Author: Sophia Purkis
This article was published in Solicitors Journal on 3 May 2016.
Online banking fraud is becoming more sophisticated, causing large losses to individuals and companies. Unsurprisingly, the number of cases against banks involving online fraud is increasing.
In March, Sir Bernard Hogan-Howe, head of London’s Metropolitan Police, suggested banks should not fully refund victims of fraud who have not protected themselves. Whilst not universally well received, his remarks are a reminder that there is no guarantee of a bank refund. So, if it is not forthcoming, what steps can be taken to recover money?
It is vital to act quickly. Money may disappear at a frightening speed not only from the client’s account but from recipient accounts.
The duty to notify the bank immediately is long established and probably also required under the relevant account terms and conditions. Following notification, the bank should commence its recovery processes and comply with its reporting requirements. It is important to liaise with the bank and police to make sure that there is a co-ordinated approach and to minimise a client’s costs.
If the bank does not take the requisite steps, clients should consider their options such as seeking freezing or disclosure orders against the transmitting and/or receiving bank(s). Again speed is of the essence.
Lost sums are likely to be unauthorised payments, possibly in breach of mandate, and should be refunded by the bank with any charges and compensation for lost interest.
Whilst the banks may have regulatory obligations to follow, for example under the Banking: Conduct of Business Sourcebook (“BCOBS”) and the Payment Services Regulations 2009, they may be able to rely on usual banking practice to escape liability, as in Tidal Energy Ltd v Bank of Scotland plc 2 All ER 15 (which has an outstanding appeal).
The bank may also rely on exclusion clauses in its terms and conditions and refuse a refund if the customer acted with gross negligence.
If the bank does not provide a refund, the terms and conditions may require the customer to make a complaint to the bank. The response could be useful to indicate the bank’s potential defences to a claim.

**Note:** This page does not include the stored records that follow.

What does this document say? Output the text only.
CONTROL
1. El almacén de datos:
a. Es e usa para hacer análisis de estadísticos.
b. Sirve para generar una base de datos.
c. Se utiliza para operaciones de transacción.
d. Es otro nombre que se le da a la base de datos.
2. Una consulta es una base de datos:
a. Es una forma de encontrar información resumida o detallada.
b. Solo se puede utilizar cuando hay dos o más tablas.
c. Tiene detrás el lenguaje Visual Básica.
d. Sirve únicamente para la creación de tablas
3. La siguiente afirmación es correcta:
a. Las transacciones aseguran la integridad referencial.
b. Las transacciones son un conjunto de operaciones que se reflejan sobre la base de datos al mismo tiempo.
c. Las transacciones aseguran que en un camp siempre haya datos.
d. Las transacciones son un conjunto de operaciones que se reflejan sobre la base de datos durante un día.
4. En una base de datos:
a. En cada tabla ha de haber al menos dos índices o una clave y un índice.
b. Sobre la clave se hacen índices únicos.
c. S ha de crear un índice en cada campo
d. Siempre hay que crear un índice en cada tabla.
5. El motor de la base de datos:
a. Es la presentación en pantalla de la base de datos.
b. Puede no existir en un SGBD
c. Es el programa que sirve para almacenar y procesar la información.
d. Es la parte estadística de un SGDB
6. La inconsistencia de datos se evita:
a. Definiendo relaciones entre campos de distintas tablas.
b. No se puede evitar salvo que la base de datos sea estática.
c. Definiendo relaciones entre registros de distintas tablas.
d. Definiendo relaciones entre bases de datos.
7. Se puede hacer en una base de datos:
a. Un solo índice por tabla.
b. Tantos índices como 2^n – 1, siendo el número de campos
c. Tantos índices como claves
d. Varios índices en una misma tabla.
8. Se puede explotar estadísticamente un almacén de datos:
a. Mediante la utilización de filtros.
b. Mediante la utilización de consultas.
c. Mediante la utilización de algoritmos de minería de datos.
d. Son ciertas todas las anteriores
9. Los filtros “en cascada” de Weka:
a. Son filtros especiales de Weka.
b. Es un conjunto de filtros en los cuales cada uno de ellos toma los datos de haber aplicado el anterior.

After the bank’s complaints procedure, complaints to the Financial Ombudsman Service (FOS) can be brought – if the matter falls within its jurisdiction – by individuals acting outside their trade, business or profession and by “micro-enterprises” (which are defined as having fewer than 10 employees and turnover or balance sheet of under €2m).
FOS complaints are usually less expensive than other remedies and there is not the same liability for opponents’ costs as with legal claims. However, there is a limit on awards of £150,000.
First, the terms and conditions at the date of the fraud should be considered with any arrangements regarding the account, such as online banking agreements and payment mandates.
Then, consider claims against the banks for breach of contract, for an account and/or a declaration that the account be re-credited as the payments were unauthorised. Also consider consequential loss claims for any reasonably foreseeable losses.
Negligence claims for damages could be brought even if the payment was apparently authorised (e.g. a PIN was used), for example where the bank had reasonable grounds for believing the instruction to make payment was an attempt to misappropriate funds (e.g. due to the nature, timing or destination of the payments) as found in Barclays Bank Plc v Quincecare Ltd  4 All E.R. 363.
If the client is a ‘private person’, consider arguments that the loss is suffered as a result of the bank’s breach of a Financial Conduct Authority (or Prudential Regulation Authority) rule, such as those in BCOBS, then a claim for damages is available under section 138D of the Financial Services and Markets Act 2000.
Prevention is better than cure but we must be realistic: cybercrime is an ongoing reality and the number of claims arising as a result will continue to grow.